I like Charles Dickens. However, I can now qualify that statement: I enjoy short Charles Dickens. David Copperfield is LONG. As much as I enjoyed the book, I quit halfway through. I just didn't have to stamina to continue reading. And these days, I don't have the time to read such a long book (like over 900 pages) since I read for only about 15 minutes before bed.

Hopefully, one day I will have the energy and stamina to stay on one book for that long. But, with 4 young kids (one of which I read her YA books beforehand) David Copperfield will have to wait. Ahhhh..the irony. Poor David Copperfield yet again is at the mercy of some other adult who doesn't have his best interest in mind!

A Farewell to Arms



Oh, how I wanted to like this book. I have in general, loved this last five months of reading classics. This was the first Hemingway I've read and I will also say it's my last.
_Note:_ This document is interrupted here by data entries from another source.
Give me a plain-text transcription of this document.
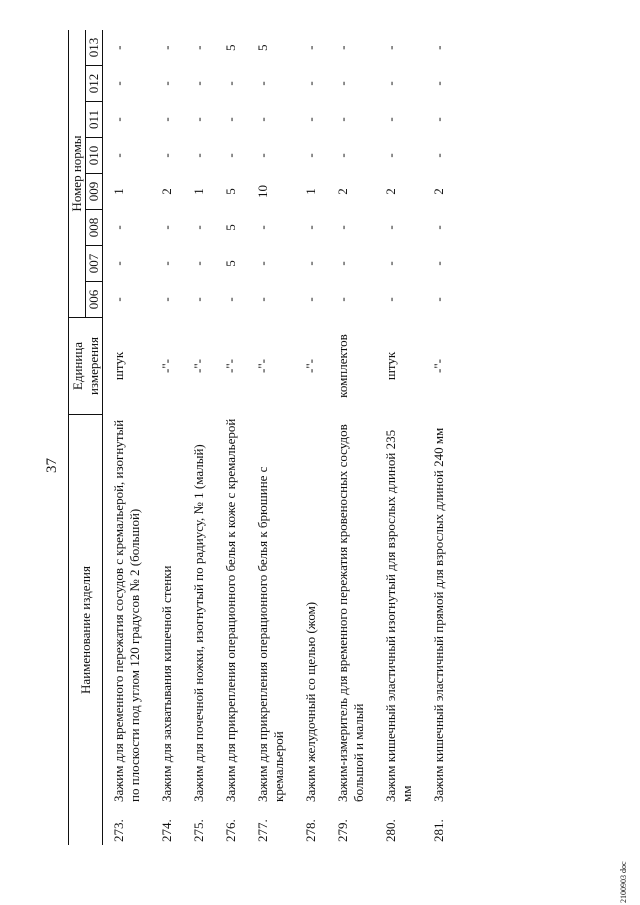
37
Наименование изделия	Единица измерения	Номер нормы							
		006	007	008	009	010	011	012	013

273.
Зажим для временного пережатия сосудов с кремальерой, изогнутый по плоскости под углом 120 градусов № 2 (большой)	штук	-	-	-	1	-	-	-	-

274.
Зажим для захватывания кишечной стенки	-"-	-	-	-	2	-	-	-	-

275.
Зажим для почечной ножки, изогнутый по радиусу, № 1 (малый)	-"-	-	-	-	1	-	-	-	-

276.
Зажим для прикрепления операционного белья к коже с кремальерой	-"-	-	5	5	5	-	-	-	5

277.
Зажим для прикрепления операционного белья к брюшине с кремальерой	-"-	-	-	-	10	-	-	-	5

278.
Зажим желудочный со щелью (жом)	-"-	-	-	-	1	-	-	-	-

279.
Зажим-измеритель для временного пережатия кровеносных сосудов большой и малый	комплектов	-	-	-	2	-	-	-	-

280.
Зажим кишечный эластичный изогнутый для взрослых длиной 235 мм	штук	-	-	-	2	-	-	-	-

281.
Зажим кишечный эластичный прямой для взрослых длиной 240 мм	-"-	-	-	-	2	-	-	-	-
2100903 doc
Sometimes it's poetic when authors don't follow the rules of grammar. But not so with Hemingway. I found it very distracting. If it were a compelling story, perhaps I could look past the obnoxiousness. However, I didn't even like the story line. I couldn't even make it to my 50 page minimum; I stopped at 37. But glad I tried him and now can talk about why I don't like him.

I Am Malala


I read the Young Reader Edition, so I'm not sure how the adult version compares. But, I thought it was a good book. Not excellent, but good. I've let my both my 6th and 4th grader read it. It's a surface look into the Taliban coming into Pakistan from Malala's perspective.

Some of the Parts


This book is a YA novel about a girl who's brother dies in a car accident and about how the family deals with the aftermath. I thought it was just okay as a novel. Forgettable and not a great plot. But, I did let my 6th grader read it. There are some heavy topics since the girl was the one driving the car that killed her brother. She ends up thinking about suicide and of course, the minor language. But, there are positives such as a friendship with a boy who really cares about her and you only see them starting to date at the end of the book once she is in a healthier spot in her life. Great things about family relations and how different people deal with the loss of a loved one.
Some minor langauge inckudes: BS, Bitch, dammit, shit.

Faking Normal


Once again, I read this for my daughter, but I actually ended up loving it myself. It's well written, endearing characters, and a great plot. It deals with real high school issues of sex, drinking, peer relationship, dating. Also harder stuff like rape and how not telling can ruin you. And about what true friendship and real love looks like. There is some language, but once a kid can handle the heavy topics, the language doesn't matter. There are heavy topics, there is sex. But there is love and what real forgiveness looks like. There is redemption from the hard. There is truth that dealing with the hard is messy. There are beautiful words. I'd recommend for older teens and also for adults who enjoy YA.

The Body in the Woods


I read this for my 6th grader, as it's a YA and she can't read just any book in that genre. This book is definitely not something I want her to read. Think law and order, but also from the viewpoint of a serial killer, which just gives too much emotional pull for a pre-teen to read. Too mature material for middle school. Includes serial killer, drug addiction and homelessness, suicidal thoughts, and mental illness. All things I want my daughters to know about, but not 6th grade. But no language or sex.